Patrick Deschamps L’absence d’un règlement expliquerait la rapidité et la facilité avec laquelle les boîtes destinées à recueillir des vêtements usagés se sont multipliées, que ce soit dans l’arrondissement de Saint-Léonard ou ailleurs dans la ville.

L’absence d’un règlement expliquerait la rapidité et la facilité avec laquelle les boîtes destinées à recueillir des vêtements usagés se sont multipliées, que ce soit dans l’arrondissement de Saint-Léonard ou ailleurs dans la ville.

À l’Arrondissement de Saint-Léonard, le chargé de communications, Jean-François Sonier, indique qu’en effet, la règlementation de l’arrondissement ne vise pas spécifiquement les organismes de charité qui installent des conteneurs sur le domaine privé.

Toutefois, le Règlement sur les services de collecte (2143) et le Règlement de zonage (1886) régissent l’usage de conteneurs. Il ajoute qu’actuellement, les organismes de charité jouissent d’une certaine flexibilité de la part des inspecteurs lorsque ces conteneurs sont installés à certains emplacements sur le domaine privé.

Il souligne qu’à la suite de plaintes relevant de citoyens quant à l’usage de boîtes de collectes d’articles d’occasion, la Commission permanente des travaux publics, de l’environnement et des transports est à l’étape d’évaluation. Un portrait plus complet de la situation devrait être présenté au cours d’une rencontre prévue au cours des prochaines semaines.

Toi, moi et la fondation

Un autre aspect sur lequel le Progrès Saint-Léonard a voulu s’informer est celui touchant l’enregistrement de fonds ou de fondations.

Au provincial, chez Revenu Québec, le chef des relations publiques et porte-parole indique que le mot fonds ou fondation ne veut rien dire au sens de la loi, c’est la structure derrière le nom, qu’il soit décrit comme un fonds ou non, qui détermine l’obligation.

Le président directeur général de BNP Stratégie, entreprise de services de gestion philanthropique, Me Christian Bolduc, explique pour sa part que ce sont des termes qui légalement ne se réfèrent pas qu’aux organisations philanthropiques.

Me Bolduc concède qu’il y a peut-être une faille qui, depuis quelques années, permet que des gens puissent récolter des biens en prétendant le faire pour un organisme de bienfaisance.

« Légalement, un organisme à but lucratif a le droit d’utiliser le terme. Dans l’imaginaire collectif, une fondation se réfère à une œuvre de bienfaisance, mais dans la réalité les gens peuvent utiliser le terme à d’autres fins », souligne-t-il.

Apprendre des autres

L’engouement autour des articles d’occasion a également fait éclater de petites guerres dans d’autres provinces.
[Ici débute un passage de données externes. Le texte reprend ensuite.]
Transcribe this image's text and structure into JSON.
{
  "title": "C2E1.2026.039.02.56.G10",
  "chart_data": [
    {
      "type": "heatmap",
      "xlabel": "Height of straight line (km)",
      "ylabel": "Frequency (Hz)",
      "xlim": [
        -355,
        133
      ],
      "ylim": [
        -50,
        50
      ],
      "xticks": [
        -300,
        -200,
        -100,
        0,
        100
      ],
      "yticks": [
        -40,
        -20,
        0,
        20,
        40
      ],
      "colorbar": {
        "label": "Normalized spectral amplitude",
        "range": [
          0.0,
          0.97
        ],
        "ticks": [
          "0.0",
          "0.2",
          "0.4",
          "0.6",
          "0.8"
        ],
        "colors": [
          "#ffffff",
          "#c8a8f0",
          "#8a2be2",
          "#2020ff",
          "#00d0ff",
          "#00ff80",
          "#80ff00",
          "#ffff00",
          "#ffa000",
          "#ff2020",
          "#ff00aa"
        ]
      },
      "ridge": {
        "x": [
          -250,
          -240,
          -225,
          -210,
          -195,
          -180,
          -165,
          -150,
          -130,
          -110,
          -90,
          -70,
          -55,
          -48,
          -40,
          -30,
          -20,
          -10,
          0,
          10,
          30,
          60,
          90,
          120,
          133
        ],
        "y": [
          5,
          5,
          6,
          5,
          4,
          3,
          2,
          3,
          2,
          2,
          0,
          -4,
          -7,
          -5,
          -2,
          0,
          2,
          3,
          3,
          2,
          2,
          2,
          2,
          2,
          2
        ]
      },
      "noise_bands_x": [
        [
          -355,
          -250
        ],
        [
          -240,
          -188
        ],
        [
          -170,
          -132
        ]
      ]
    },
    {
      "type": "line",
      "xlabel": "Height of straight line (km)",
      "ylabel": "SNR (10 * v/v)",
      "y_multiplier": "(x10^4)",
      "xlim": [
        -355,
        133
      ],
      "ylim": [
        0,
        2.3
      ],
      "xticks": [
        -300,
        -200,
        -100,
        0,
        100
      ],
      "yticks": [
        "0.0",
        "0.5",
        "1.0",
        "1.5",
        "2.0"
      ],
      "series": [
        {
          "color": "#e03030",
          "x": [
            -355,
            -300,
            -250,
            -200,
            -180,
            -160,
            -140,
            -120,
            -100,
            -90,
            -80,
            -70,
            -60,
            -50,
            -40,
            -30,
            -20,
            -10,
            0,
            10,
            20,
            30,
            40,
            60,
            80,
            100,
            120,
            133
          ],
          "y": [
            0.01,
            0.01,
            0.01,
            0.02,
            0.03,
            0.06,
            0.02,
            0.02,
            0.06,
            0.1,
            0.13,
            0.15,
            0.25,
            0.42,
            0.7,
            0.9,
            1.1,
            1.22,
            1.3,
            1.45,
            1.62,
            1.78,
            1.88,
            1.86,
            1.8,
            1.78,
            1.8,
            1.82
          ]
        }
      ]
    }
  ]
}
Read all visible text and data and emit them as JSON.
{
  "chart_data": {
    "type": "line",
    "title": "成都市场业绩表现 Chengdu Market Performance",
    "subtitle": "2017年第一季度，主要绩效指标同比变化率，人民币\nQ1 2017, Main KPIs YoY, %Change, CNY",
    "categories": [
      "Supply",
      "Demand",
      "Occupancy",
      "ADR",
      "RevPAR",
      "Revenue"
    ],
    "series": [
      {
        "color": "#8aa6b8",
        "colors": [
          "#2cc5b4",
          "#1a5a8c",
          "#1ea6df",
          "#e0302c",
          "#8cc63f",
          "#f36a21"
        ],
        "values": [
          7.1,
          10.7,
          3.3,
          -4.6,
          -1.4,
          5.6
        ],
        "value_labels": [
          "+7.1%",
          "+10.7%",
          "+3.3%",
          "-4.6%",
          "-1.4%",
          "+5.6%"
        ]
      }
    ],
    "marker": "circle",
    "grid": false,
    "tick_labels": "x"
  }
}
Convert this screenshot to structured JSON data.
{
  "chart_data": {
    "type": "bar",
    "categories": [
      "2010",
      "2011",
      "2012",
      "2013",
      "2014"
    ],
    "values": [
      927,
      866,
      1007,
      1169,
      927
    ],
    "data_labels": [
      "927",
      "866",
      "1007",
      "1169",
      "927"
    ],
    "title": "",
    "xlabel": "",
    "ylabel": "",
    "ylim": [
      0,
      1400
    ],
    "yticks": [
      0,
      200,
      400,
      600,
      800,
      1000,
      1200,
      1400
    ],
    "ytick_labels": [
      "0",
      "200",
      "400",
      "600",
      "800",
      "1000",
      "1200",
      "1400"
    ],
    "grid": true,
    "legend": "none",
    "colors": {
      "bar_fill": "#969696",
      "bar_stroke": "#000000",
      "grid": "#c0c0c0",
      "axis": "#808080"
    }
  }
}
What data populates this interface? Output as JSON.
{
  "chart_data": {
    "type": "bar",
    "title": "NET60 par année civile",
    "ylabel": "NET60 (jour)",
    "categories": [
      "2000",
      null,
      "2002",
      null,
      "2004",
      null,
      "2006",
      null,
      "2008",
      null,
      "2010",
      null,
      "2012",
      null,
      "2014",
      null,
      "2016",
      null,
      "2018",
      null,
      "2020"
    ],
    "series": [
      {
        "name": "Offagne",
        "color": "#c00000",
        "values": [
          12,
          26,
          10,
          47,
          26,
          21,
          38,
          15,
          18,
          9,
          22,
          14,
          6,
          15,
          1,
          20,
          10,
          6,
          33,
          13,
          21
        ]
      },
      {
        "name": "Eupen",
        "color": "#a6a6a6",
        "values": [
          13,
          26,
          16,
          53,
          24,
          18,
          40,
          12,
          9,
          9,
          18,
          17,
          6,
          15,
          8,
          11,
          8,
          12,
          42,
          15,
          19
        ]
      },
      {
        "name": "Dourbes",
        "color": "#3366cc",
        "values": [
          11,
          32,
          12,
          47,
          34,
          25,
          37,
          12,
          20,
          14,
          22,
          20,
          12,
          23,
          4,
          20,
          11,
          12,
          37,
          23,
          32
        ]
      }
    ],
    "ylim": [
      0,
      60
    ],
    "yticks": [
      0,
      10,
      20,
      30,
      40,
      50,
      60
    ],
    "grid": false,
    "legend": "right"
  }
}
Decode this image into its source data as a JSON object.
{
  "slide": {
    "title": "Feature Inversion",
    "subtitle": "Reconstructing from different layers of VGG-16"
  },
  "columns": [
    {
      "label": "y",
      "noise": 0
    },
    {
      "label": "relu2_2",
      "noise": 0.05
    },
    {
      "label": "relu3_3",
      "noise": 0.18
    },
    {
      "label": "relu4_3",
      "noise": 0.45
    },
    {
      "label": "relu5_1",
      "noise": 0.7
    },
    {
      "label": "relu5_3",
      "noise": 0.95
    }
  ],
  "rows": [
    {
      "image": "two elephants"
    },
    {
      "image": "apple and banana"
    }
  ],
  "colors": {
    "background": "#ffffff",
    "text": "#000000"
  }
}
C’est notamment le cas en Ontario, où les derniers mois ont été tendus pour les organismes de bienfaisance à qui des entrepreneurs livrent une guerre de territoire pour l’installation et le contrôle de boîtes pour la collecte d’articles d’occasion.

Le gouvernement ontarien doit légiférer au cours des prochains mois afin d’établir un règlement qui puisse encadrer ces pratiques.

À Montréal, la Cité de Dorval possède une directive qui interdit l’installation de conteneurs destinés à la collecte de vêtements usagés. Le chargé de communication, Sébastien Gauthier, explique que la directive a été prise il y a quelques années à la suite de la multiplication de ces boîtes.